他当即双手抱拳,拱手一礼, 郑重谢道, “秀珠, 今日多亏你舍身护着内子与腹中孩儿, 这份恩情,我李常恩绝不会忘。”
见老爷对自己行大礼,秀珠吓得手足无措,说话都有些磕巴了,“老爷, 您,您可要折煞奴婢了, 都是奴婢本分而已。”
不管秀珠再三推辞, 他认下这份恩情,想到行囊里还有上好的金疮药,他让孙正找出来, 先给秀珠上药, 到底是女孩子家,瞧着伤得这样重,一个处理不好,可能要留疤了。
常恩确认好于淼无事,然后一一看过伤员,走到吴差役身边时,见他并无大碍,常恩拍拍他的肩道, “刚刚多谢你给我递刀。”
吴差役挠挠头,不好意思的道,“大人,您可别这样说。
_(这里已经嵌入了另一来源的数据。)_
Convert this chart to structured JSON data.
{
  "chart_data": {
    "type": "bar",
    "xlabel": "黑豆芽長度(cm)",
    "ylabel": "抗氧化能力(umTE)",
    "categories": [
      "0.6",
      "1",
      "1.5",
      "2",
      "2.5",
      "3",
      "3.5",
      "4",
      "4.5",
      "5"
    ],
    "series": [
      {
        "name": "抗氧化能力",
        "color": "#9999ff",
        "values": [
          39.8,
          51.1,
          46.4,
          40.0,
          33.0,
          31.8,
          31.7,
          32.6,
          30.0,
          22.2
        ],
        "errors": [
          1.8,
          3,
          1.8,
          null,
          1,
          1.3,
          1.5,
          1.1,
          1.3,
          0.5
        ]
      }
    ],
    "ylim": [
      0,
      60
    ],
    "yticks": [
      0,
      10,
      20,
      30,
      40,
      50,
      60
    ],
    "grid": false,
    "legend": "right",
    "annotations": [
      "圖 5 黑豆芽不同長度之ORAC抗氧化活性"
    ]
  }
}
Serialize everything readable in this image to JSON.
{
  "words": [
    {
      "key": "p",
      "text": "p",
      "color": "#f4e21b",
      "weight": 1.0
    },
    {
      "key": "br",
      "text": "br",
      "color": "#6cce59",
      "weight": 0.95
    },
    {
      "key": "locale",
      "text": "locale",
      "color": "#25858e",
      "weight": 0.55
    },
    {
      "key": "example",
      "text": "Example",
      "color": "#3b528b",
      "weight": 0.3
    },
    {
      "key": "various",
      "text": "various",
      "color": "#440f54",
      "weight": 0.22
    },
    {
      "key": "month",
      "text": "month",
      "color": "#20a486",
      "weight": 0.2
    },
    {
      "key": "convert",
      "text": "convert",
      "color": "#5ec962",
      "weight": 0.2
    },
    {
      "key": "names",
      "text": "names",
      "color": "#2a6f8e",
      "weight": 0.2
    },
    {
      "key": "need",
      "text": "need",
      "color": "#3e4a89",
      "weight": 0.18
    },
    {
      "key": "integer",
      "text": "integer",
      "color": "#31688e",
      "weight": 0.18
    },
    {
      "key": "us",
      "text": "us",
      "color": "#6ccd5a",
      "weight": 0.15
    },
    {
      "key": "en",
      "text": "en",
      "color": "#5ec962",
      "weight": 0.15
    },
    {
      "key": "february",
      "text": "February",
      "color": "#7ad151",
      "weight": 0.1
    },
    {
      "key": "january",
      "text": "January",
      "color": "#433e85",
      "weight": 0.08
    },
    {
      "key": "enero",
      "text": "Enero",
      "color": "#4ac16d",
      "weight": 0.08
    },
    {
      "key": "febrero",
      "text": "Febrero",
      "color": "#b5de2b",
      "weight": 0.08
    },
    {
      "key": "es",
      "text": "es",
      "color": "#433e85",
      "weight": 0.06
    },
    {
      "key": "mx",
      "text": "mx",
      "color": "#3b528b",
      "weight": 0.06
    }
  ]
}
要谢也应该是小的谢您,若不是刚刚您出手,小的们早就见阎王了。”
他顿了一下,踌躇道,“只小人有一事不明。”
常恩温声道,“你问便是。”
他跟随李大人一路,知他脾性随和,于是大着胆子问道,“大人,您不是文官吗?怎还有一身出神入化的武功。刚刚小的看得眼都直了。”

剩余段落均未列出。